Moro tornou-se primeiro-ministro sem incidentes e governou até junho de 1968. Piano Solo caiu sob investigação oficial quatro anos depois, mas os resultados não foram publicados até que o público soubesse da existência de Gladio. Embora as descobertas omitissem qualquer referência ao papel do Reino Unido no golpe planejado, os documentos recém-divulgados sugerem fortemente o envolvimento de Londres. (Leia-os aqui).
O então presidente da Itália, Francesco Cossiga, solicitou ao ministério que entregasse "detalhes das medidas de suspensão do Reino Unido em 1964", de acordo com um memorando detalhado do Ministério das Relações Exteriores de fevereiro de 1991 sobre os recentes desenvolvimentos do escândalo.
Cossiga aparentemente fez esse inquérito como resultado de um juiz "cujas investigações sobre ataques terroristas não resolvidos trouxeram à tona a Operação Gladio" e que deu o "passo sem precedentes" de exigir que o presidente testemunhasse sobre a conspiração sob juramento.
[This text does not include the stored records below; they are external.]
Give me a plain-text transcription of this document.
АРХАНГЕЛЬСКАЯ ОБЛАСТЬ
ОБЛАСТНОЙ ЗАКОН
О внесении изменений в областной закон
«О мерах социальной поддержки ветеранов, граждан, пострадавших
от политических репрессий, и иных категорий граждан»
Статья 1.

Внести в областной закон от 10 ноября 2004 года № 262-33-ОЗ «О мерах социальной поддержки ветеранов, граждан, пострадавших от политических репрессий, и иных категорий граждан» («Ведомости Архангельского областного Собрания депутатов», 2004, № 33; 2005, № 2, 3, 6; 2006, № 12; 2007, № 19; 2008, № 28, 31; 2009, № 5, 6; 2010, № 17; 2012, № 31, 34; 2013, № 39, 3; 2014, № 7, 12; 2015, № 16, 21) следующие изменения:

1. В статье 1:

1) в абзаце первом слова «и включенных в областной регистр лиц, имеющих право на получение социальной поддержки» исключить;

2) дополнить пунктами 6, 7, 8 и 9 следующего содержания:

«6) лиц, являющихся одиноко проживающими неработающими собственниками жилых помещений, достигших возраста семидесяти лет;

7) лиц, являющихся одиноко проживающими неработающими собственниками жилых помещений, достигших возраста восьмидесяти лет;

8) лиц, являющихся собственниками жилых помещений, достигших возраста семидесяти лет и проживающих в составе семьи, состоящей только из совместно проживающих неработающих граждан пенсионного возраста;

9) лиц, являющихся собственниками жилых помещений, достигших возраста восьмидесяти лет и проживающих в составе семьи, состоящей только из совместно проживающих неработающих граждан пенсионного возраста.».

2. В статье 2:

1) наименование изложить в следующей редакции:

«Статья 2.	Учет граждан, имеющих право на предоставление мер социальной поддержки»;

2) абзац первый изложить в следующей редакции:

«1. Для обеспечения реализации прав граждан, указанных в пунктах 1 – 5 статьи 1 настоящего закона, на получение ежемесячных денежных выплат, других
A essa altura, Cossiga havia admitido ter aprendido sobre a força "fique para trás" enquanto servia como ministro da Defesa júnior em 1966.
Sua consulta ao Ministério das
Relações Exteriores sugere fortemente que a inteligência britânica desempenhou
um papel
"um ou mais sequestradores de Moro mantinham contato secreto com o aparato de segurança"
Em 16 de março de 1978, uma unidade da militância de esquerda Brigadas Vermelhas Sequestrado Moro. Ele estava a caminho de uma reunião de alto nível, onde planejava dar sua bênção a um novo governo de coalizão que contava com o apoio comunista, quando os sequestradores o retiraram violentamente de seu comboio. Cinco seguranças de Moro foram assassinados no processo.
Depois de quase dois meses em cativeiro, quando ficou claro que o governo não negociaria com as Brigadas Vermelhas nem libertaria nenhum de seus membros presos em troca de Moro, os sequestradores executaram o ex-primeiro-ministro italiano. Seu cadáver crivado de balas foi deixado em um porta-malas de carro para apodrecer e para as autoridades encontrarem.
O assassinato de Moro inspirado difundido e bem fundamentado Suspeitas que os agentes de Gladio se infiltraram nas Brigadas Vermelhas para pressionar o grupo a cometer atos excessivamente violentos, a fim de fomentar a demanda popular por um regime de lei e ordem de direita. Mais do que talvez qualquer outro incidente, sua morte cumpriu os objetivos da estratégia de tensão do Estado de segurança.
Se Moro foi ou não uma vítima de Gladio, um memorando desclassificado do Ministério das Relações Exteriores de 5 de novembro de 1990 de autoria do então embaixador britânico em Roma, João Ashton, deixa claro que Londres sabia muito mais sobre o caso do que jamais foi divulgado publicamente por qualquer fonte oficial. (Leia a íntegra da nota de Ashton aqui).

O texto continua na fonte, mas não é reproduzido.